Noting `k=length(x)`

and `n=length(a)`

, this algorithm:

- consumes
`k`

random numbers - has time complexity $O(n k)$, as scanning the weight vector each time takes $O(n)$
- requires no additional memory space.

`StatsBase.alias_sample!`

— Function`alias_sample!([rng], a::AbstractArray, wv::AbstractWeights, x::AbstractArray)`

Alias method.

Build an alias table, and sample therefrom.

Reference: Walker, A. J. "An Efficient Method for Generating Discrete Random Variables with General Distributions." *ACM Transactions on Mathematical Software* 3 (3): 253, 1977.

Noting `k=length(x)`

and `n=length(a)`

, this algorithm takes $O(n \log n)$ time for building the alias table, and then $O(1)$ to draw each sample. It consumes $2 k$ random numbers.

`StatsBase.naive_wsample_norep!`

— Function`naive_wsample_norep!([rng], a::AbstractArray, wv::AbstractWeights, x::AbstractArray)`

Naive implementation of weighted sampling without replacement.

It makes a copy of the weight vector at initialization, and sets the weight to zero when the corresponding sample is picked.

Noting `k=length(x)`

and `n=length(a)`

, this algorithm consumes $O(k)$ random numbers, and has overall time complexity $O(n k)$.

`StatsBase.efraimidis_a_wsample_norep!`

— Function`efraimidis_a_wsample_norep!([rng], a::AbstractArray, wv::AbstractWeights, x::AbstractArray)`

Weighted sampling without replacement using Efraimidis-Spirakis A algorithm.

Reference: Efraimidis, P. S., Spirakis, P. G. "Weighted random sampling with a reservoir." *Information Processing Letters*, 97 (5), 181-185, 2006. doi:10.1016/j.ipl.2005.11.003.

Noting `k=length(x)`

and `n=length(a)`

, this algorithm takes $O(n + k \log k)$ processing time to draw $k$ elements.
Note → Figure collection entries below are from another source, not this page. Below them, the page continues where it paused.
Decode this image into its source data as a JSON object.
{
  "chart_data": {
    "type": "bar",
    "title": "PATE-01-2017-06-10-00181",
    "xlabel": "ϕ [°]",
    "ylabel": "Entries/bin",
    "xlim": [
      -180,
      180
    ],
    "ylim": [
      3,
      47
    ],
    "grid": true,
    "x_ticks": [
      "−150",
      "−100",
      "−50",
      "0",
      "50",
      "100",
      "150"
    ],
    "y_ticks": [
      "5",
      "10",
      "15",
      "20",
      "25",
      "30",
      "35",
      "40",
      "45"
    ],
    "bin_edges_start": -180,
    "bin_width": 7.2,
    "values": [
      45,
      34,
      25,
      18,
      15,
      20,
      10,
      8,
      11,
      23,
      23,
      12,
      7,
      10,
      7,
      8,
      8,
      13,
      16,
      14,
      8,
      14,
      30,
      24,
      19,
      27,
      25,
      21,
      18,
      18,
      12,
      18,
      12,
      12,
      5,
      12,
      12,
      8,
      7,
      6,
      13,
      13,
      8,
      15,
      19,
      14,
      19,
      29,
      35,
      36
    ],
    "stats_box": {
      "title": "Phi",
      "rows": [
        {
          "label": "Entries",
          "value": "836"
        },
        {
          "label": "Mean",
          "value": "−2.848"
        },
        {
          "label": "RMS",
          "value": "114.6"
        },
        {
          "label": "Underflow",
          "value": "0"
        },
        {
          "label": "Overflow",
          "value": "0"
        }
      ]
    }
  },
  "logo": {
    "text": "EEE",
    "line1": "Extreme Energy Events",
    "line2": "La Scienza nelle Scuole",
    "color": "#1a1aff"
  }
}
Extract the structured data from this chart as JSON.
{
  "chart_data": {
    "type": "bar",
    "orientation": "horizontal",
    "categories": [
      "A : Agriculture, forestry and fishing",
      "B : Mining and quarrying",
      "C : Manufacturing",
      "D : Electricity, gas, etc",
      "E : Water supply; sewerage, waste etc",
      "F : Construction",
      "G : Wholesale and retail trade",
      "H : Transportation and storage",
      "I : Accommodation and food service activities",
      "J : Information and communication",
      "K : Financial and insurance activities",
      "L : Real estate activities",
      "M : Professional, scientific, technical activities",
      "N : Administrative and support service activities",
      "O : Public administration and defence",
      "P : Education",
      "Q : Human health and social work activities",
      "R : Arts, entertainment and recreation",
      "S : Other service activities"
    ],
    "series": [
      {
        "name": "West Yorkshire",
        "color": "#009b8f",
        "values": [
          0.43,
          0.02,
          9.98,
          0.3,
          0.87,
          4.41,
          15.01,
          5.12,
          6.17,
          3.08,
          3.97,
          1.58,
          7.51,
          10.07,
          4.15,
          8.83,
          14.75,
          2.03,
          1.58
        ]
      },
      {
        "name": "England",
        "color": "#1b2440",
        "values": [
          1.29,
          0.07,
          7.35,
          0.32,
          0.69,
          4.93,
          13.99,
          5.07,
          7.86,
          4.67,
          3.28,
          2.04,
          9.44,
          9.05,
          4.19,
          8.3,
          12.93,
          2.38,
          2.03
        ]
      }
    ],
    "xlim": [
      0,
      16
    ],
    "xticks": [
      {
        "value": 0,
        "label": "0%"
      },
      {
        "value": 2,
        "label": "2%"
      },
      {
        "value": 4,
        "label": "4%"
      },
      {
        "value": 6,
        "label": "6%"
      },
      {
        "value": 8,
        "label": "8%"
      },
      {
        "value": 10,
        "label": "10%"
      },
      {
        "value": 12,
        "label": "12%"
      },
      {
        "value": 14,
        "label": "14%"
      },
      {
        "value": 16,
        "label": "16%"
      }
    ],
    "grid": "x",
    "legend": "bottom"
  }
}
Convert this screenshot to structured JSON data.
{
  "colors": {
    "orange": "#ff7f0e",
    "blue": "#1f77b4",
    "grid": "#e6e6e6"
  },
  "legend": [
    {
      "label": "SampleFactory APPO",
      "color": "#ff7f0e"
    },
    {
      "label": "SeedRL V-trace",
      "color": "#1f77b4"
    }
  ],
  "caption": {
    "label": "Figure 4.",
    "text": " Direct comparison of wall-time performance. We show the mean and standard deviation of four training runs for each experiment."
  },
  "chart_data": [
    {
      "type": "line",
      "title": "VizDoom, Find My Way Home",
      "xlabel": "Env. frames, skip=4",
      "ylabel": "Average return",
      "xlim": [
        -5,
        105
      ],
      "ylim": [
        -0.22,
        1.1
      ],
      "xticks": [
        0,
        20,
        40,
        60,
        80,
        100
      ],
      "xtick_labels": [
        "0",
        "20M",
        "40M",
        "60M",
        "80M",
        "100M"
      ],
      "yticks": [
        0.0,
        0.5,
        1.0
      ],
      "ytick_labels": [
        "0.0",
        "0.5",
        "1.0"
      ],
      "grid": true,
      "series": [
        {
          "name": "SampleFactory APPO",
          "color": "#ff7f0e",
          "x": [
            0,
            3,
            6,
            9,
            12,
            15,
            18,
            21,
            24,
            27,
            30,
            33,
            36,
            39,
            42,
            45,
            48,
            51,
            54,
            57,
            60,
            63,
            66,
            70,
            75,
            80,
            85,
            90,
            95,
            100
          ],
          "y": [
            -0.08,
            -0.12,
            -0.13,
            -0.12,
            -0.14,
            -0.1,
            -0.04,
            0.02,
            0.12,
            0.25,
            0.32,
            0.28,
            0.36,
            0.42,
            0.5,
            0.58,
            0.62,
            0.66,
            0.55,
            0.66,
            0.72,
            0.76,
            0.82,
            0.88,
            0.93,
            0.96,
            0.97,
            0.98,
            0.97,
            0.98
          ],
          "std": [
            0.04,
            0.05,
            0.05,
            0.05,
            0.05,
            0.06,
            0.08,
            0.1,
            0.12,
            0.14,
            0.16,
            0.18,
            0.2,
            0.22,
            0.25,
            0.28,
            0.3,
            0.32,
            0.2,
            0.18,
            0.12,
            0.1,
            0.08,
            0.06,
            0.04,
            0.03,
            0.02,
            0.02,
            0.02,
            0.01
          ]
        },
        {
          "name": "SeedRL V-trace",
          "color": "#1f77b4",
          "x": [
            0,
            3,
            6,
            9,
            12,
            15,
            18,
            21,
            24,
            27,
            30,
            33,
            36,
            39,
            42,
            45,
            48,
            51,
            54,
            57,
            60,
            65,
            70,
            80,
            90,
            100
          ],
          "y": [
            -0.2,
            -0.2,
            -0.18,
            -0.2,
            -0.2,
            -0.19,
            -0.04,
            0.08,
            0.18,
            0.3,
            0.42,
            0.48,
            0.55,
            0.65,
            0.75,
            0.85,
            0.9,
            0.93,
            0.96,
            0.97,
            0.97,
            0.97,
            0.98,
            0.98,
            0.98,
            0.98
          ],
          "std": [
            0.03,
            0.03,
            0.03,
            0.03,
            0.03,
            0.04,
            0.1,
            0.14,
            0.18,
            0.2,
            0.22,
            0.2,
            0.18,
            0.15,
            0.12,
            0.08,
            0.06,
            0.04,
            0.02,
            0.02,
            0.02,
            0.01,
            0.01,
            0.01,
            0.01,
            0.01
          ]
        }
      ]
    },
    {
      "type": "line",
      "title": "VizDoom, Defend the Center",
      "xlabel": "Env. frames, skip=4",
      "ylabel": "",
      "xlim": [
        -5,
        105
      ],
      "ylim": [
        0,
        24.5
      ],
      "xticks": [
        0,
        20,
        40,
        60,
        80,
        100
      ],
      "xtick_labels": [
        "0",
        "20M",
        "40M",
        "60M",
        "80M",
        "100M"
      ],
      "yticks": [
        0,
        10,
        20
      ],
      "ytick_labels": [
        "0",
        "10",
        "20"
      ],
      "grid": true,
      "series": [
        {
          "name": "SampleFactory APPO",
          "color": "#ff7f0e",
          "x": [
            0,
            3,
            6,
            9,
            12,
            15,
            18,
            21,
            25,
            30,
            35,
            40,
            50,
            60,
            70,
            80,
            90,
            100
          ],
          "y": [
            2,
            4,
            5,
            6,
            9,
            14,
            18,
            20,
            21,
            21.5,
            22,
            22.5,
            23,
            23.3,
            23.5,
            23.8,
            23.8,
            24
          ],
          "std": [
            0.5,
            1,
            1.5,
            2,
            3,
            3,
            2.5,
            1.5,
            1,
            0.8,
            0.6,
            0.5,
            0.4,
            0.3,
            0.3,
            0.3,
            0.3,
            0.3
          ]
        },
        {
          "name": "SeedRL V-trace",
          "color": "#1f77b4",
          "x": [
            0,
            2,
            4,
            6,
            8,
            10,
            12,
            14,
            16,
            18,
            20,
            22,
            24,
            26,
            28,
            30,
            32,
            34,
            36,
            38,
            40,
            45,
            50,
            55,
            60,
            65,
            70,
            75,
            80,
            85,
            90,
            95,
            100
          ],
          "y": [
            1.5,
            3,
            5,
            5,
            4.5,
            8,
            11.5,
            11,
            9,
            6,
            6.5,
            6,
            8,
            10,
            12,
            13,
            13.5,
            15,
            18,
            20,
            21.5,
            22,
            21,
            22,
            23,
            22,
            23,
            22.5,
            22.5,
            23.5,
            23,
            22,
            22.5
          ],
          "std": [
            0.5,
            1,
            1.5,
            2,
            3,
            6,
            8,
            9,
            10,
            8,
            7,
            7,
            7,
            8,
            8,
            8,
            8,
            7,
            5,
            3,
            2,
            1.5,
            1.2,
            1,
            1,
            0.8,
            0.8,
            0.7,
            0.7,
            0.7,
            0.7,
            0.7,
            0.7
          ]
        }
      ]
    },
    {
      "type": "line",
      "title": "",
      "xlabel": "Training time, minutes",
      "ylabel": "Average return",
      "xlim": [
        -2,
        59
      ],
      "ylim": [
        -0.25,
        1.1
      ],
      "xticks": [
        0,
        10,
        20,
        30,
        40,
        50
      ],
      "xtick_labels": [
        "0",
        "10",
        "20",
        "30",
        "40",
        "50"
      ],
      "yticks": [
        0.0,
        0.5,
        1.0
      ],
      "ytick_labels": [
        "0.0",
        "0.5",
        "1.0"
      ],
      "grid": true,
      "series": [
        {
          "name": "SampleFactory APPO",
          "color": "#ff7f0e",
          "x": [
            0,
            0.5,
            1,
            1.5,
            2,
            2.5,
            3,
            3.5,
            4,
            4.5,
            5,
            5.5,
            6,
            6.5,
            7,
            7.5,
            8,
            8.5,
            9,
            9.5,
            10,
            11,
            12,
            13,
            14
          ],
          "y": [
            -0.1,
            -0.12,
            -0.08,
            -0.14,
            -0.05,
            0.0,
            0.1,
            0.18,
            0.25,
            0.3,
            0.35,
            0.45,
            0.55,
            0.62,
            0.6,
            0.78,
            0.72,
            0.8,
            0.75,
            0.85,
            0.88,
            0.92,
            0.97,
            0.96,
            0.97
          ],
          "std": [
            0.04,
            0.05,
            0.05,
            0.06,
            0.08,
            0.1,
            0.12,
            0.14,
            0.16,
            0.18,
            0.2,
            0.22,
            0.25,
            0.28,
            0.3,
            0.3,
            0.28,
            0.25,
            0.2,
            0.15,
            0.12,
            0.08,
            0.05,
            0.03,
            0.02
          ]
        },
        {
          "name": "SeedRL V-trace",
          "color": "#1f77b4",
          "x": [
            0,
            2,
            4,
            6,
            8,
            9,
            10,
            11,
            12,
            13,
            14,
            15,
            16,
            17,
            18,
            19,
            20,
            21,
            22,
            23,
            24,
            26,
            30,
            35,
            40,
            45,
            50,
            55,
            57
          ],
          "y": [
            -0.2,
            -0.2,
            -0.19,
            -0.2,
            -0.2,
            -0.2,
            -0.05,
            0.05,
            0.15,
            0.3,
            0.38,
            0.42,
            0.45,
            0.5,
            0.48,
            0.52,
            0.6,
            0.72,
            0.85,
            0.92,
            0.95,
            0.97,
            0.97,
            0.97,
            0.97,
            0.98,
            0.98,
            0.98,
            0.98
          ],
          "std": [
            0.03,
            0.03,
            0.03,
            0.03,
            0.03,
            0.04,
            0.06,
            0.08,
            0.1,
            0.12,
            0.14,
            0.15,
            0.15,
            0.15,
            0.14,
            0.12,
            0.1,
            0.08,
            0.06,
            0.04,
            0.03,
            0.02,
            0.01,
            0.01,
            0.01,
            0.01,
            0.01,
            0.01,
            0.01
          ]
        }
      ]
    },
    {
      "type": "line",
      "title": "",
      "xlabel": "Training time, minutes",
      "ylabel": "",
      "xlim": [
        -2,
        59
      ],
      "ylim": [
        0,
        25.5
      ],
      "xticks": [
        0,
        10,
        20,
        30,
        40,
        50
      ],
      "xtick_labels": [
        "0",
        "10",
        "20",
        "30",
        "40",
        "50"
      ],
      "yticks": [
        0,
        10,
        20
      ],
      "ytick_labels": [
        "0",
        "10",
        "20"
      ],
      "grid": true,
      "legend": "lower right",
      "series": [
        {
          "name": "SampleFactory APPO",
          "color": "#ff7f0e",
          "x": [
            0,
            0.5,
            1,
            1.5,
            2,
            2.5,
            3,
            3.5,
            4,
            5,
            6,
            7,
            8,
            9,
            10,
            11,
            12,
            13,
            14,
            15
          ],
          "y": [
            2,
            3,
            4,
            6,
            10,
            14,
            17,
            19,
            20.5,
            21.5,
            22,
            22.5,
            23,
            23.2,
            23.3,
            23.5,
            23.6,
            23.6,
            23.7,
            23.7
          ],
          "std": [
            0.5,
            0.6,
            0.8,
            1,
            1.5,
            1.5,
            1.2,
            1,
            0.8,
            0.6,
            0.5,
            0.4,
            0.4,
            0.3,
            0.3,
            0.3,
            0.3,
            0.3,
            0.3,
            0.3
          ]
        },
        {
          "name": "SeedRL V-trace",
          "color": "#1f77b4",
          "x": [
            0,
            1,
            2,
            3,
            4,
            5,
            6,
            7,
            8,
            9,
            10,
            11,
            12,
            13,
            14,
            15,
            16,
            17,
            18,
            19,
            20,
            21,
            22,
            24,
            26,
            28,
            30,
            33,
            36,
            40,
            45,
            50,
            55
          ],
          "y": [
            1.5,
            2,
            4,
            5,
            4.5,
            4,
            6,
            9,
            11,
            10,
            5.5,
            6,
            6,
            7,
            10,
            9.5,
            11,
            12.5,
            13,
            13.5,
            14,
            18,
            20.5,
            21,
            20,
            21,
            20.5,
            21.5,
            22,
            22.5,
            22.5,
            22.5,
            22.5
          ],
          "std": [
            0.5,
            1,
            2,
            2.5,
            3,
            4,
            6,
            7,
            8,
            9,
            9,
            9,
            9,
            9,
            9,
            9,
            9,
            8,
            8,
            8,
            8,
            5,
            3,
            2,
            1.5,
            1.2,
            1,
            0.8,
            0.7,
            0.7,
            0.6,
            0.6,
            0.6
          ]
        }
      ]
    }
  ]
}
It consumes $n$ random numbers.

`StatsBase.efraimidis_ares_wsample_norep!`

— Function`efraimidis_ares_wsample_norep!([rng], a::AbstractArray, wv::AbstractWeights, x::AbstractArray)`

Implementation of weighted sampling without replacement using Efraimidis-Spirakis A-Res algorithm.

Reference: Efraimidis, P. S., Spirakis, P. G. "Weighted random sampling with a reservoir." *Information Processing Letters*, 97 (5), 181-185, 2006. doi:10.1016/j.ipl.2005.11.003.

Noting `k=length(x)`

and `n=length(a)`

, this algorithm takes $O(k \log(k) \log(n / k))$ processing time to draw $k$ elements. It consumes $n$ random numbers.